The school choice debate has been framed by its opponents for so long that a lot of regular people don’t really know what it is. Charter schools are public schools, yet people still often refer to them as private schools and unfortunately that framing has caught on. And that isn’t the only example of people not really knowing what school choice is. If you look at survey data you see that when questions are asked using words like “charter” or “voucher” support for school choice programs are lower. However, when the question includes a definition of what those words actually mean, support is much higher.

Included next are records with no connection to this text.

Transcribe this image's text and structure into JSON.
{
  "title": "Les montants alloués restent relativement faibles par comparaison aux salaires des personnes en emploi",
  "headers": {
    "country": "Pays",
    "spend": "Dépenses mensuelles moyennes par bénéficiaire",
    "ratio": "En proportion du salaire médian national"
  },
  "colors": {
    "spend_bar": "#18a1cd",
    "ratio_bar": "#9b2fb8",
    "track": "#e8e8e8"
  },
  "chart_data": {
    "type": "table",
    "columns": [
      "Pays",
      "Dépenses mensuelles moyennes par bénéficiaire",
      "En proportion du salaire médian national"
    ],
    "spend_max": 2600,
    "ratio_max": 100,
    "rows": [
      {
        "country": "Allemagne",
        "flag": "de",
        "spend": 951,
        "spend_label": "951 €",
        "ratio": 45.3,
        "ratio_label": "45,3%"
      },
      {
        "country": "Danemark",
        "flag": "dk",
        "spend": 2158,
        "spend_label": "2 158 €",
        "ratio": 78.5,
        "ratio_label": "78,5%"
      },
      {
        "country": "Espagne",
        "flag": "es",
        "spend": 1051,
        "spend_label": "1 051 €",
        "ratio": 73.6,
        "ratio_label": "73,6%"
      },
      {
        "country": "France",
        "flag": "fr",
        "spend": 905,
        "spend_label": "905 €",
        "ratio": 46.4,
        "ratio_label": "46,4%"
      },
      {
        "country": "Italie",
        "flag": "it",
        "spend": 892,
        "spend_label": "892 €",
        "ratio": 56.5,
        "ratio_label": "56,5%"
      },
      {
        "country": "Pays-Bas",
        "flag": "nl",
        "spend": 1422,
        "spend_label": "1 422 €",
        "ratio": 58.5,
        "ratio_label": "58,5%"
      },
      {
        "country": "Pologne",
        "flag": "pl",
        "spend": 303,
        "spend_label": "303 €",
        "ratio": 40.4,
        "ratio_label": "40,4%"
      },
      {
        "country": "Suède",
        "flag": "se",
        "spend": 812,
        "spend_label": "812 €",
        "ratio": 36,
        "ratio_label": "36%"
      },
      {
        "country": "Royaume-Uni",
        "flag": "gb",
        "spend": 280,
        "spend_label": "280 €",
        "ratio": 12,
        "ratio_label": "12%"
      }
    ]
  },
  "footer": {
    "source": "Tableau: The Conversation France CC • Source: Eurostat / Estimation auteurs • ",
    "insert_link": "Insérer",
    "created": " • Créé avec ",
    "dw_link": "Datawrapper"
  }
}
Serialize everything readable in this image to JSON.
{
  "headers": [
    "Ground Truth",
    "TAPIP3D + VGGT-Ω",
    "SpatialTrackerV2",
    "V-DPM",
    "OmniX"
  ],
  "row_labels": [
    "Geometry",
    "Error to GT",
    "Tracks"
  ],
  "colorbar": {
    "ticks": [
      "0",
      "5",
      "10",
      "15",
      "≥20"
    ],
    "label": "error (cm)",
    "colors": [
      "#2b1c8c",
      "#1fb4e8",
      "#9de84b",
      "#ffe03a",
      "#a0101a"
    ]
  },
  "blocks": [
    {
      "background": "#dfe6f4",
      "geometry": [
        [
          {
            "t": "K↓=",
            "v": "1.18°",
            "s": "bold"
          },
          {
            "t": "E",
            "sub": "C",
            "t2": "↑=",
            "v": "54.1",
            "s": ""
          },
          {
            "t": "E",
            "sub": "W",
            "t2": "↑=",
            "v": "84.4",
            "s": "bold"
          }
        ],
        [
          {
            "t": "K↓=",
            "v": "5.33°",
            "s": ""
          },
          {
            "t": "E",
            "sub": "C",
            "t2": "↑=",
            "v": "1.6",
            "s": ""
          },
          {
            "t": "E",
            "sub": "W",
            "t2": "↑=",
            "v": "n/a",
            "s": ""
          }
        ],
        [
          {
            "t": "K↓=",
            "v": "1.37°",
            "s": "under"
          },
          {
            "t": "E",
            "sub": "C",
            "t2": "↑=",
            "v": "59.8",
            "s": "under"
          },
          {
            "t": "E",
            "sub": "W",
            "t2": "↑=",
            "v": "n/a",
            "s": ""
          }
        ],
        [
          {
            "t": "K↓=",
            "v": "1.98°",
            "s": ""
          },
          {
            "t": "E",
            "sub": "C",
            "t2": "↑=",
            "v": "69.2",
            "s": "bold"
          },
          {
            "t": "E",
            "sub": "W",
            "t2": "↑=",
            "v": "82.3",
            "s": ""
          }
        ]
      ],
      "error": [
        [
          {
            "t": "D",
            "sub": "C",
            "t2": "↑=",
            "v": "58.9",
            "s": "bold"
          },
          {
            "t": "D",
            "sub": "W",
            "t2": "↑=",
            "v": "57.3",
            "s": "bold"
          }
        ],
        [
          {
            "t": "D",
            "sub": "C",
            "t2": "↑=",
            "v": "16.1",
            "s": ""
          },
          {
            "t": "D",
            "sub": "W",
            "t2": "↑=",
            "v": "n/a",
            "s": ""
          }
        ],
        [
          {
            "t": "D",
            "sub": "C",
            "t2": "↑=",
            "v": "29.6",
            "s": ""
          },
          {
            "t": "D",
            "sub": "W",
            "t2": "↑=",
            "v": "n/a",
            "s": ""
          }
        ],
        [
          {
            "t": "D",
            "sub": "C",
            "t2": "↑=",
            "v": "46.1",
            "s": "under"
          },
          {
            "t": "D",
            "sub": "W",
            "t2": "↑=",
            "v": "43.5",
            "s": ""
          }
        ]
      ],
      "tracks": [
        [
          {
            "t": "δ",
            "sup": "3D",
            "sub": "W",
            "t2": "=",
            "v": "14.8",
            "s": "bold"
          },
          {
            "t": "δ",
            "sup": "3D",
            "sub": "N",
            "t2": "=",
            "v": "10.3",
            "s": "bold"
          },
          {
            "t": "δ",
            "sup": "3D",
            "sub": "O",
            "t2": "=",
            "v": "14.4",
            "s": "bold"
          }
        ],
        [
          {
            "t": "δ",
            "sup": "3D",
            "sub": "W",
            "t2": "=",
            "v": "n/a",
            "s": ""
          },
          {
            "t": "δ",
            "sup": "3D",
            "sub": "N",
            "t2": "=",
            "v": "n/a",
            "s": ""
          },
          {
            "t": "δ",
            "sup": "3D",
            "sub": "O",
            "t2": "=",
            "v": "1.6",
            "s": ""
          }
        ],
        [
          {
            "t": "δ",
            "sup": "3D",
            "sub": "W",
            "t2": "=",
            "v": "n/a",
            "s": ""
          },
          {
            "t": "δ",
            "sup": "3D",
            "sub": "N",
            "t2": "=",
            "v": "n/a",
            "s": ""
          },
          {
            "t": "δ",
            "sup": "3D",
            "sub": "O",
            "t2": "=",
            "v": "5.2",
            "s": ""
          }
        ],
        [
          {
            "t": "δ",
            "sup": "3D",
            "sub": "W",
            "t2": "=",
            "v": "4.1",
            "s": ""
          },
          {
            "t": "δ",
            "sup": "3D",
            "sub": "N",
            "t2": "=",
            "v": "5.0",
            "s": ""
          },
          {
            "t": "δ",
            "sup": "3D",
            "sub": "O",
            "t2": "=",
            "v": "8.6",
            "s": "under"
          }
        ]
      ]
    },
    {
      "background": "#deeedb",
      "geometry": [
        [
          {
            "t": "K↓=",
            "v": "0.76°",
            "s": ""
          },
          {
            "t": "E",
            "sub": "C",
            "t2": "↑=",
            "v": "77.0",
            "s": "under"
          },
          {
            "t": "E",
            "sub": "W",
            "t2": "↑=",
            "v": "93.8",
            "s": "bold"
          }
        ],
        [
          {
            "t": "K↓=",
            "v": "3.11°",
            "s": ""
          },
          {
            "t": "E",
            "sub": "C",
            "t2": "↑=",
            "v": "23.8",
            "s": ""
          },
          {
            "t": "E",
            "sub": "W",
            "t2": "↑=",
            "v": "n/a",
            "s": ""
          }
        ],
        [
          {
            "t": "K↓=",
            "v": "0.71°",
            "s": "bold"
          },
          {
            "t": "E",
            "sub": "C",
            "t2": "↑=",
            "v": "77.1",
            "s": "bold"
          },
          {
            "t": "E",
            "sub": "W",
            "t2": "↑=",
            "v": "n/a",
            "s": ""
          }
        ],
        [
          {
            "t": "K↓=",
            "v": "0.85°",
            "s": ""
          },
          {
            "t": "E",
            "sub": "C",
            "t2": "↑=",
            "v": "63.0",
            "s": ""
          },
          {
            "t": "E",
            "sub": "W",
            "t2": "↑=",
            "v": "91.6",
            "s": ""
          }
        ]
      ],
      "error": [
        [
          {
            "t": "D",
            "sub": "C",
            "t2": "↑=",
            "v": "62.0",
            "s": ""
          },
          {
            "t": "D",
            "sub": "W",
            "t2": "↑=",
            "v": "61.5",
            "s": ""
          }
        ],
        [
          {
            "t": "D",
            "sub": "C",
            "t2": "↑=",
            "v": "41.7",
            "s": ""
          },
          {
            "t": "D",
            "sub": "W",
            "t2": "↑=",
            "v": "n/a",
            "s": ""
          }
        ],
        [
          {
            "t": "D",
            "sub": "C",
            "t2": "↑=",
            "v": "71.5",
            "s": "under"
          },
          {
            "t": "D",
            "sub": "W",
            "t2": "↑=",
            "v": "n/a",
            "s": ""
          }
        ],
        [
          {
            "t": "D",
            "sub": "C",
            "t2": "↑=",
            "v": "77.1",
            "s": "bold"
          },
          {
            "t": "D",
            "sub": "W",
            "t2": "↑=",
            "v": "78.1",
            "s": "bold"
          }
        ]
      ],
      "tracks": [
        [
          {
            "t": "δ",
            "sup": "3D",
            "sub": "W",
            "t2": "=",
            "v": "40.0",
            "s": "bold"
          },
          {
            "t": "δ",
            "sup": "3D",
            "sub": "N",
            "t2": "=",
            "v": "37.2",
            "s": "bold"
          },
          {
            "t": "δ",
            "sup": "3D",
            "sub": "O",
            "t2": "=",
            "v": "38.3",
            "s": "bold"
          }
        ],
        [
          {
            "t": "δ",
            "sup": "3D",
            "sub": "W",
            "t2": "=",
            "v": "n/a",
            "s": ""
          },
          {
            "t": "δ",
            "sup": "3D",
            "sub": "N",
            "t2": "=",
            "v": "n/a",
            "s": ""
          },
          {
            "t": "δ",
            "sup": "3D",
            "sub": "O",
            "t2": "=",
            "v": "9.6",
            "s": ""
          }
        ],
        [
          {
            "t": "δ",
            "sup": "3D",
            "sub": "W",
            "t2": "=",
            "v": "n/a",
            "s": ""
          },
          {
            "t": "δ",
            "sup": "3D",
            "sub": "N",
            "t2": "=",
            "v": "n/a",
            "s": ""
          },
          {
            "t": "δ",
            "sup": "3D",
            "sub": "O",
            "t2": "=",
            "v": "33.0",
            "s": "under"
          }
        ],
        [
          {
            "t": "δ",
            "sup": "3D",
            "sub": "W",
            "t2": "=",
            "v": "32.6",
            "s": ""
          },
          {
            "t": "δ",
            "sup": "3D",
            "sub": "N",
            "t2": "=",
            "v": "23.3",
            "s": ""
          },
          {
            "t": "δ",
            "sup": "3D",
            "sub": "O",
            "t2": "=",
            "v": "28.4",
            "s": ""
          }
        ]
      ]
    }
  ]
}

School choice advocates need to close this gap and not let their opponents simply throw buzzwords around as they have become tainted in some circles.

  1.    Put traditional public schools on defense too

There is a reason people wanted alternatives to traditional public schools and it wasn’t because they were amazing. Some of them probably were but a large number of them were not. School choice advocates can’t sit back and play defense for charter schools without calling attention to the horrible record that public schools have, especially when it comes to black and brown students.

  1.    Lift up the voices of school-choice students and alumni  

School choice is not some evil plot for rich parents to get over on the little people like it is often framed. The best way to do that is to put a face to the students that take advantage of the options. Highlight students and alumni who are succeeding because they were able to attend a better school than they would have been able to otherwise.

School choice checks all of the boxes in terms of things liberals typically like in their political policy. There is no reason that progressives should be against children going to the school they want to. Indeed, once upon a time, such a belief made you a liberal. School choice advocates on the left need to remind their peers of their roots.